L'autel est en bois grossièrement découpé et sans ornements. Il est littéralement couvert de fleurs et d'arbustes au milieu desquels il se distinguait à peine, non de ces fleurs ni de ces arbustes rares dont on se sert généralement pour les fêtes, ni même de ces fleurs de jardins dont on fait des bouquets, mais de celles qui poussent dans les dunes, dans les bruyères, le long de la côte, el d'arbustes sauvages, d'ajoncs verts, d'épines, de chardons, de goémons, de lichen, de branches de sapins.
Au-dessus de l'autel trônait une sainte Vierge, très ancienne, très primitive, toujours la même, depuis l'élévation d'une première chapelle à Notre Dame des Dunes.
Elle est habillée uniquement d'un manteau de soie blanche, pailleté et brodé d'or et d'argent, dont les deux pans de devant, au lieu de retomber sur sa jupe de bois bleu, sont relevés comme deux ailes qui commenceraient à la ceinture et vont se rattacher à des montants en fleurs qui s'élèvent au dessus de sa tête pour former un portique.
A l’extérieur de la chapelle de petites boutiques en plein vent se sont élevées comme par magie et que tiennent des marchands de pâtisserie flamande : panecouke, coukebotterom, wafres, des marchands de jouets, de vêtements, parmi lesquels des vareuses (paletots en toile goudronnée), des suroîts.

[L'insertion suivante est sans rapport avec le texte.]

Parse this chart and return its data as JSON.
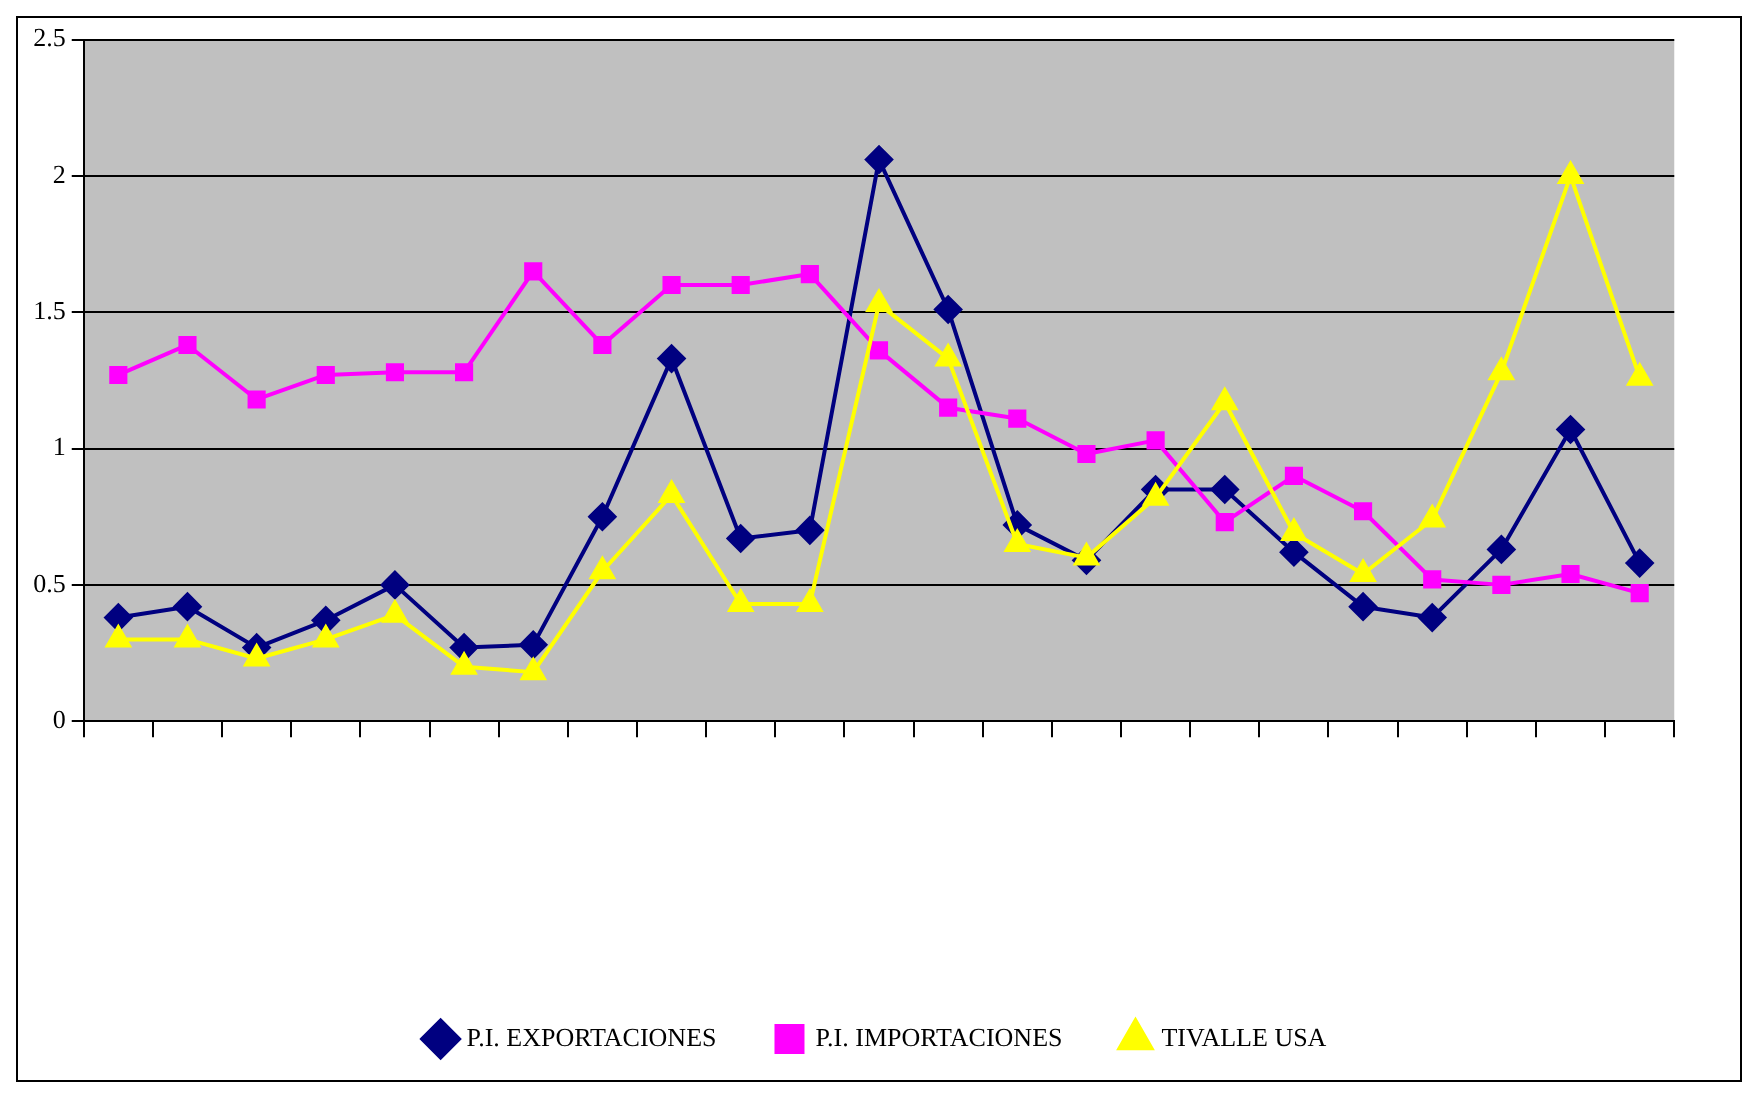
{
  "chart_data": {
    "type": "line",
    "categories": [
      null,
      null,
      null,
      null,
      null,
      null,
      null,
      null,
      null,
      null,
      null,
      null,
      null,
      null,
      null,
      null,
      null,
      null,
      null,
      null,
      null,
      null,
      null
    ],
    "series": [
      {
        "name": "P.I. EXPORTACIONES",
        "color": "#000080",
        "marker": "diamond",
        "values": [
          0.38,
          0.42,
          0.27,
          0.37,
          0.5,
          0.27,
          0.28,
          0.75,
          1.33,
          0.67,
          0.7,
          2.06,
          1.51,
          0.72,
          0.59,
          0.85,
          0.85,
          0.62,
          0.42,
          0.38,
          0.63,
          1.07,
          0.58
        ]
      },
      {
        "name": "P.I. IMPORTACIONES",
        "color": "#ff00ff",
        "marker": "square",
        "values": [
          1.27,
          1.38,
          1.18,
          1.27,
          1.28,
          1.28,
          1.65,
          1.38,
          1.6,
          1.6,
          1.64,
          1.36,
          1.15,
          1.11,
          0.98,
          1.03,
          0.73,
          0.9,
          0.77,
          0.52,
          0.5,
          0.54,
          0.47
        ]
      },
      {
        "name": "TIVALLE USA",
        "color": "#ffff00",
        "marker": "triangle",
        "values": [
          0.3,
          0.3,
          0.23,
          0.3,
          0.39,
          0.2,
          0.18,
          0.55,
          0.83,
          0.43,
          0.43,
          1.53,
          1.33,
          0.65,
          0.6,
          0.82,
          1.17,
          0.69,
          0.54,
          0.74,
          1.28,
          2.0,
          1.26
        ]
      }
    ],
    "ylim": [
      0,
      2.5
    ],
    "yticks": [
      0,
      0.5,
      1,
      1.5,
      2,
      2.5
    ],
    "grid": "y",
    "legend": "bottom",
    "line_style": "solid"
  }
}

Des cabarets ambulants s'étaient ouverts, attendant le chaland. Tout le monde se prépare à la fête. Le soir venu dans les rues des groupes de marins se donnant le bras, des groupes de femmes et d'enfants, les uns gais, les autres attristés; puis, par deux ou trois, des jeunes filles rieuses, mais ayant en réalité le cœur serré ; des mères, des veuves, l'âme prise par une certaine angoisse que cachait mal un semblant de sourire. La était bruyante, lourde, mais honnête et chaste, joie sans gaieté qui est faite, surtout, d'insouciance, de vigueur physique et d'une sorte de défi jeté au destin.
On dansait sur l'herbe au bruit de ces cris, de ces clameurs, de ces chansons qui formaient une cacophonie capable de vous assourdir.
Et, cependant, un sentiment religieux, une mélancolie tendre, une impression sentimentale, planaient sur tout cela avec une sorte de respect des symboles qui protègent et une confiance en la bonne Vierge qui présidait à ces scènes dans l'obscurité de sa demeure.
De çà de là, des marins et des femmes se détachent par intervalles des groupes, pour aller s'agenouiller sur les marches de pierre de la chapelle et y faire une prière.
Lorsque sonne le couvre-feu au Beffroi où se trouve le légendaire Carillon la foule s'écoule paisiblement et chacun regagne sa demeure.